I stepped up to the bar and ordered one of my creations from the bartender. 

This was Bliss.

This was November of 2019, and in all of my twenty years of bartending, I had never felt anything like that moment. 

When asked how the industry has changed over the past two decades, I realized that I was being asked to reflect on my entire career. How has it changed? 

Me, a black woman, is now openly celebrated in a multitude of spaces around the world for my talent in the drinks industry. Yet back then, when I first started my journey in hospitality, it was very uncommon to find another black female face behind a bar in prestigious places. For over thirteen years, I was the only black woman bartender at the establishment I worked for. I often felt outnumbered, uncomfortable and unseen. 

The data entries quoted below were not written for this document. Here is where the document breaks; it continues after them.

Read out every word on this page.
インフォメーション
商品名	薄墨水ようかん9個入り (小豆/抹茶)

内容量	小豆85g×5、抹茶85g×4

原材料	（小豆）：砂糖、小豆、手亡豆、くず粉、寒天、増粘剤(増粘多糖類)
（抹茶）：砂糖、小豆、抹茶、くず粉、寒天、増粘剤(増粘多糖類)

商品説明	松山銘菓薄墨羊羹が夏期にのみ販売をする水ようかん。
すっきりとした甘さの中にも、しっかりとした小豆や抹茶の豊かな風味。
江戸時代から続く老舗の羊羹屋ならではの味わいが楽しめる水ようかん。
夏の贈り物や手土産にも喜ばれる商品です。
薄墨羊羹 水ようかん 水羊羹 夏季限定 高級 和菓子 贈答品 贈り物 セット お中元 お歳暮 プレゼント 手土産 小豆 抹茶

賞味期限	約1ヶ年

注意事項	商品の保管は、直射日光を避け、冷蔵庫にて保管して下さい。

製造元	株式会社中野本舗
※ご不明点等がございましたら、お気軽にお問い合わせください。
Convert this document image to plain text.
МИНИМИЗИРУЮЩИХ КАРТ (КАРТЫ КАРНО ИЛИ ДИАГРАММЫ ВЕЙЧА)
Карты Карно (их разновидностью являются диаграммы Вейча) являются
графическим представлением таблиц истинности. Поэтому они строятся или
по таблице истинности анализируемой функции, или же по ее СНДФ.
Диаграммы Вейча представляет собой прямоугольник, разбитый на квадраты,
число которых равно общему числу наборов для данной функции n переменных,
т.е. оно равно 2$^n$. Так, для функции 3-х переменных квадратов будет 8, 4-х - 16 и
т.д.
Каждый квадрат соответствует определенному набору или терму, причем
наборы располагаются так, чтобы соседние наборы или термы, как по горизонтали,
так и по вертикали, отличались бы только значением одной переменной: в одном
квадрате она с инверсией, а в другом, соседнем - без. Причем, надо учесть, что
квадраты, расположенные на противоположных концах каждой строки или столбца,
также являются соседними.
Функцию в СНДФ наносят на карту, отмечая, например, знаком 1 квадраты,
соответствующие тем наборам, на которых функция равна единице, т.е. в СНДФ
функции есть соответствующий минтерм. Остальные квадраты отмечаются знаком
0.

Over the past twenty years, there have been so many spaces where I was not invited to and so many tables I was not invited to sit at. I reflect on this today as I sit on Tales of the Cocktail Foundation’s Beyond the Bar Advisory Committee as a co-chair. I realize that I have now been given the agency to ensure BIPOC voices in the industry are not only seen and heard but celebrated as well. 

Recently, I’ve advocated with One Fair Wage to speak out against the injustices that happen to pregnant black women while bartending and to lobby against unfair wage practices in our nation. It took almost twenty years in this industry to feel like my voice matters, and while the hospitality industry has grown, there is still work to be done. My predecessor Jackie Summers once said that I was a gatekeeper sent to destroy the gate. And as this gate crumbles, I would like to see the bridge to evolution and inclusivity stand proudly in its place. 

I am here to build. 

I can still see the deep purple swirl in the sky that November night. The sun sank beneath the New Orleans skyline, and I heard the roar of endless laughter as I sipped my Sultry Siren. It was at that moment, I realized what success tasted like and I want others to taste it too. 

About Chanta Hunter: 

Chanta Hunter is a Brooklyn-born bartender who’s been slinging deliciousness and wowing tourists in the heart of Times Square for seventeen years prior to the pandemic. As one of the lead bartenders, Chanta excelled at high volume service with speedy service, quick wit, humor and smile. 2022 is her 22nd year in the service industry. Post pandemic Chanta freelances as a Hospitality Consultant and teaches cocktail curating classes with hopes of launching a line of bottled cocktails in the near future to supply thirsty New Yorkers with potent portables on the go. When not behind a bar, Chanta leads an adventure-filled life as a mother of four kids and two fur babies. Because of her love for all things handcrafted, Chanta is also an entrepreneur of organic skincare & spa essentials with her line Tailored To Bare, for which she teaches candle-making classes as well.